Fastener Features – Screw Locking Methods
There are a number of ways to secure, or lock, a male threaded fastener into place. With bolts, this is typically done with nuts. But what about screws or studs? There are a number of features that can temporarily or permanently lock screws into position on fixtures. This week, we are going to highlight three screw locking methods: SEMS screws, interrupted (or interference) threads, and thread-locking patches.
SEMS are a combination of a screw/bolt and permanently attached washer (or set of washers). The word SEMS comes from the Illinois Tool Works Inc. They originally made machines that produced pre-aSEMbled washers/screws.

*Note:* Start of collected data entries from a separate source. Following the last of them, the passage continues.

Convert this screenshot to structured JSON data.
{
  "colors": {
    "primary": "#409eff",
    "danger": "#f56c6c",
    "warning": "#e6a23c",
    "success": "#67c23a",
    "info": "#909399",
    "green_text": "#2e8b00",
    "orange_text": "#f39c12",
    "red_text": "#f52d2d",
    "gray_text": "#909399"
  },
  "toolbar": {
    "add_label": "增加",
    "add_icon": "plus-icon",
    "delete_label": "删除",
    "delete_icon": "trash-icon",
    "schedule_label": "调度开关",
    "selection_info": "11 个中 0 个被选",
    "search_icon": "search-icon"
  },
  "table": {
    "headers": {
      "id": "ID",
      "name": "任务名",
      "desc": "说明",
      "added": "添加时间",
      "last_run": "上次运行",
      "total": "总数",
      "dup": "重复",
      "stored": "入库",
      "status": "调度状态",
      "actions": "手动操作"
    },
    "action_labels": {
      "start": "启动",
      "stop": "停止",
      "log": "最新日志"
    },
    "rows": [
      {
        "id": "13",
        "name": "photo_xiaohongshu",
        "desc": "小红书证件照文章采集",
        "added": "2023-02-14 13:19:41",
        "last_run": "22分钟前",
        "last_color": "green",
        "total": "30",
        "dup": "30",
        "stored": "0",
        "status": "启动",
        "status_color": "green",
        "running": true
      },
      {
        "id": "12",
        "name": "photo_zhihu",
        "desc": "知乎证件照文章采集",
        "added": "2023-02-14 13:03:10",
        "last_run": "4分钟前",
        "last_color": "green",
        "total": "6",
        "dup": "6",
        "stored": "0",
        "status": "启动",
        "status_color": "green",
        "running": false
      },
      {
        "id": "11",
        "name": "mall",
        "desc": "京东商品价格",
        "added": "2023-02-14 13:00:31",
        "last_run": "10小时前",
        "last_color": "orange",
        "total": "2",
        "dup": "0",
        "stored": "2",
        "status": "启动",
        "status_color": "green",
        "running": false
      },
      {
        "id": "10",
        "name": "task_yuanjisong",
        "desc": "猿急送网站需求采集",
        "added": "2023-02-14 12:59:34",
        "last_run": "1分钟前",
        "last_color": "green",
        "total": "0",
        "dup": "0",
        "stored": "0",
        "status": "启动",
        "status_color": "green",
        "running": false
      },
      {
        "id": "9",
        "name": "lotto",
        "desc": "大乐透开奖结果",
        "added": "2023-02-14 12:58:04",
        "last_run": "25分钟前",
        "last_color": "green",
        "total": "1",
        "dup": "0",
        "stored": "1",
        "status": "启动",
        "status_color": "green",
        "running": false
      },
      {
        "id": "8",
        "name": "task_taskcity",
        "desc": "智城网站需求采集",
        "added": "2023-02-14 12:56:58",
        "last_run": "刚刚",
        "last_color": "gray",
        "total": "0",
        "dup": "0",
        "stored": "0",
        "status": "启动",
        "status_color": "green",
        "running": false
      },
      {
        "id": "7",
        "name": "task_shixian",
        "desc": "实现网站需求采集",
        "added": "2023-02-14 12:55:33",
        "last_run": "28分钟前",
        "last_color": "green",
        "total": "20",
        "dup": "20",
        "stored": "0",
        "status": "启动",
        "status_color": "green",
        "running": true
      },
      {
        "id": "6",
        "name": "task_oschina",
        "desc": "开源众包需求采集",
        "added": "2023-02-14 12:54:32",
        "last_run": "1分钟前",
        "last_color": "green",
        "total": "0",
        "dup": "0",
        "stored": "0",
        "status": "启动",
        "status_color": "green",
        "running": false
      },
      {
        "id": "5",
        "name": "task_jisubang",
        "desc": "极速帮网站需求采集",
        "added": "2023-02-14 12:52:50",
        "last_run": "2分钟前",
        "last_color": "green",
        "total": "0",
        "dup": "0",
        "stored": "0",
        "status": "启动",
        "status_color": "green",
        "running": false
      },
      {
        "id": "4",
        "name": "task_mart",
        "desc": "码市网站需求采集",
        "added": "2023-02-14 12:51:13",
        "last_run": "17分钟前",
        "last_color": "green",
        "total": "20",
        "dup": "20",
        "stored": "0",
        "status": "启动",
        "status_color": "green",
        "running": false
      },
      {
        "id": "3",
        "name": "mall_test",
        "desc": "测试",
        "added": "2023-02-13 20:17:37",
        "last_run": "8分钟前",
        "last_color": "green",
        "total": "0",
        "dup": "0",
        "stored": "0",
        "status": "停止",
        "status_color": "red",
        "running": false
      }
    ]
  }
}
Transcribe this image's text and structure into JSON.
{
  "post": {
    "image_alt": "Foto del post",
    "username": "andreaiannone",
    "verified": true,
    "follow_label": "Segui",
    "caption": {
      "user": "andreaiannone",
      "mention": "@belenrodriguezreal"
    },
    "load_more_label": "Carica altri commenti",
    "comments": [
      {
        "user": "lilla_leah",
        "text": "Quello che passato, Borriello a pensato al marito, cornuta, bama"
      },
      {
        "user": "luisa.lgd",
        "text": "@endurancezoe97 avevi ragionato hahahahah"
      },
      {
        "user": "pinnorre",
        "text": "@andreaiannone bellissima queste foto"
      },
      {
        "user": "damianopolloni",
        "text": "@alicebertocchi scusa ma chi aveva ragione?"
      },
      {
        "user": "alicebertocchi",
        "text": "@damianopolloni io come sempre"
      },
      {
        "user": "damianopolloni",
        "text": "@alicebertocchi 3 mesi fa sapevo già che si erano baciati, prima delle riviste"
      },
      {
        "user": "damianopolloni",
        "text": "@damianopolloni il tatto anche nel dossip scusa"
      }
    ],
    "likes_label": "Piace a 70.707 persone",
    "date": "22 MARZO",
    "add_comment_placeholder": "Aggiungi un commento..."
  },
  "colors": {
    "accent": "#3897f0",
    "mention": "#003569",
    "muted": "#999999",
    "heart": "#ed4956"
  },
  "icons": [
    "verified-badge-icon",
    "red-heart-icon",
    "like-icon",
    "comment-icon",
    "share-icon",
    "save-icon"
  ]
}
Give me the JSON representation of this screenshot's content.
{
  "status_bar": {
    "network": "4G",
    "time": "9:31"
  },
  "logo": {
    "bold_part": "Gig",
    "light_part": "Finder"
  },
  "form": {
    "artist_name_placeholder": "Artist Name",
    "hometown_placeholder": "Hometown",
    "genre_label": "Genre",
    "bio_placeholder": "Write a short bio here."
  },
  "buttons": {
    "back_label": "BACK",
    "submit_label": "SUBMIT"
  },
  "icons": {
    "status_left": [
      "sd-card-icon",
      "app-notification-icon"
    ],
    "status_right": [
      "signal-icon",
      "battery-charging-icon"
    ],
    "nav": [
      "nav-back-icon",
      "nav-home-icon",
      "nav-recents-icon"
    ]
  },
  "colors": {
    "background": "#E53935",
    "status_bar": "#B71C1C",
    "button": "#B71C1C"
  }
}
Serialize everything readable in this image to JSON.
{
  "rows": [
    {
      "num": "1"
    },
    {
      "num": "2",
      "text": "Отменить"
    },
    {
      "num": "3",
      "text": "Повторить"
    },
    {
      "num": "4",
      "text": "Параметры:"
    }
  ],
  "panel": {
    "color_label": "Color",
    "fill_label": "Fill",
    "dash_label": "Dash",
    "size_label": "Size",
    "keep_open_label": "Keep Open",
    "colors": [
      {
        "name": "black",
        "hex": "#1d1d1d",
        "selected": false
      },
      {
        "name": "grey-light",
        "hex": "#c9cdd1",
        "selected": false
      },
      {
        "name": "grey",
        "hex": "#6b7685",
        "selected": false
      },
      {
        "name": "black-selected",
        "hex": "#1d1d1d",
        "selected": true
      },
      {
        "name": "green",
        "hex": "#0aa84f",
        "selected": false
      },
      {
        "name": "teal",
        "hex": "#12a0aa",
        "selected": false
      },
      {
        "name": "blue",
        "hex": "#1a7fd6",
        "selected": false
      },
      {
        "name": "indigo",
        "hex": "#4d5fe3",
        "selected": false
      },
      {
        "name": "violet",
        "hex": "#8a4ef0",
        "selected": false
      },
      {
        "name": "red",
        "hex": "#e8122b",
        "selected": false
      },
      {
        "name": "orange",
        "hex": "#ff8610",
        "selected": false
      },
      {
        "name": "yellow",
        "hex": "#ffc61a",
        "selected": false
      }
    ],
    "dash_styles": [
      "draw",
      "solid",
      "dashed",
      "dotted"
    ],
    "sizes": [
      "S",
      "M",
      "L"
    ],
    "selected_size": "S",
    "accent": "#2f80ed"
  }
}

SEMS are fast and easy to handle and assemble. Since they are already pre-assembled, there is less chance of components being missed in larger assemblies. But since they are permanent, the only way to disassemble them is to break the washer.
At Fastco, we have a dedicated SEMS unit that can assemble SEMS screws and bolts.
An interrupted (or interference) thread forms when a groove cuts into the threaded portion of the screw or stud. Alternately, the thread could also be deformed in some capacity to create the interrupted thread. This interrupts the thread as it coils into the fixture. These are typically a feature on self-tapping screws.
If you are interested in learning more about interrupted threads, contact us and our engineers can help you determine if this feature is the right design for your fastener and assembly.
To create a thread-locking patch, one would apply an adhesive patch to the threaded area of the screw, bolt, or stud. This patch may be just a dot or it could wrap around the fastener. The patch may be nylon or another polymer adhesive. The patch increases the prevailing torque, providing vibration resistance and allowing the screw to lock into position when assembled. Since nylon-patch screws can withstand constant vibration and low-level heat without loosening, they are popular for the automotive and aerospace industries.